CAFO’s Next Hurdle: Fine Particles
The EPA’s new fine particle standards will pose a major issue for agricultural operations unless someone gets in there (Congress) and grants them an exception. Final Rule - Regulatory Text (PDF) The new rules reduce the acceptable emission rate of fine particles (those less than 2.5 microns in size) from 65 per cubic meter of air to 35. There is also a second annual limit, 15 particles per cubic meter of air on average over a year’s worth of sampling.
The main focus of this rule was mobile sources (diesel trucks) and power plant smoke stacks (point source discharge). However, studies have shown that Ammonia discharges from CAFO’s would qualify as fine particles, and as livestock produces 50% of US ammonia emissions, the new rules should impact large scale producers.
The trouble with fine particles is that we humans cannot filter them out of our lungs, so once the get in, they have a tendency to stay there, and they are linked to heart and lung disease.
PM2.5 particles, often a combination of gas from chemical reactions and invisible droplets of moisture, are linked to heart and lung disease. EPA data say there’s some connection to lung cancer and to chronic respiratory disease in children.
Link.
States have until 2007 to identify which areas are in compliance with the new standards and which appear to be in violation. EPA enforcement would commence in 2010.

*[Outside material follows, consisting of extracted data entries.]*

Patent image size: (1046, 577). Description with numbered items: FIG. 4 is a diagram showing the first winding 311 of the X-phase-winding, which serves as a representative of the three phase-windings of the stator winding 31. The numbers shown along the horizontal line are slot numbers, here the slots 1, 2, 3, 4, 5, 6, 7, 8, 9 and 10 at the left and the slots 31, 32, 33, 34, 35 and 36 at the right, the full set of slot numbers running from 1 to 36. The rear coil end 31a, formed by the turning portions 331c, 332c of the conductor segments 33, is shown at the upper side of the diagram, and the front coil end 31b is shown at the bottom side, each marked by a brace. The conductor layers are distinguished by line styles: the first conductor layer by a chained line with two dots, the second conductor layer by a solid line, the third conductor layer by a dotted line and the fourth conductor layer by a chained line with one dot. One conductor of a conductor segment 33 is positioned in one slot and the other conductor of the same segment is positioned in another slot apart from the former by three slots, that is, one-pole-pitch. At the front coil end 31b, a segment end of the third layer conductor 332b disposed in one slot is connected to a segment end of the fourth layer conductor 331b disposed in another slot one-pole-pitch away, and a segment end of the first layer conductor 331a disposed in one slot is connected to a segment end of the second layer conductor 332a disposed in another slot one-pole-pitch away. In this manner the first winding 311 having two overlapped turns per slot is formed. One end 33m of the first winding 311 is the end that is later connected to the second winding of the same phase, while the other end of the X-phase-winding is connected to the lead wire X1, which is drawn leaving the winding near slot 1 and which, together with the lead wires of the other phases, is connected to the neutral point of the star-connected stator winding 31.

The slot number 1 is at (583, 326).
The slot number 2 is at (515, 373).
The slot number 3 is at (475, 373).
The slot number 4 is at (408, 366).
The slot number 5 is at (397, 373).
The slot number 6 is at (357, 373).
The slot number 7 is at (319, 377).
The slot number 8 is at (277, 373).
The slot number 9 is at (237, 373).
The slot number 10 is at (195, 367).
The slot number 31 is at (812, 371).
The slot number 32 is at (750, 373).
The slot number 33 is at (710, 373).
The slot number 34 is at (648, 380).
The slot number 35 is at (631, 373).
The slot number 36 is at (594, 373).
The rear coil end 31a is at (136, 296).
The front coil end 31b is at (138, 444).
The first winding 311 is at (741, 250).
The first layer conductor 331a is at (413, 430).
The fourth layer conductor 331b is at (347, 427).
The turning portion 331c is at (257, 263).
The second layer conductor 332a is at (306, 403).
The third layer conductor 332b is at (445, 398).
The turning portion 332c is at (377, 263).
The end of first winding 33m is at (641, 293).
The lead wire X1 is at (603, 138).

But when farmers feel the pinch, Congress is typically at the ready with relief:
One highly visible farmer, Sen. Chuck Grassley, R-Iowa, said top EPA officials remain in the dark about realities of farming and dust. Days after the EPA issued its final rule, Grassley sent a letter to EPA Administrator Steven Johnson inviting him to come to Iowa this month "while I am harvesting my crop with our combine."
Grassley said he wants Johnson to personally show him "how a farmer is to contain dust … while combining."
The senator is concerned over the enforcement of the large particle rules on farming operations, dust and litter, but I imagine there are lots of concerns over fine particles over in the CAFO industry.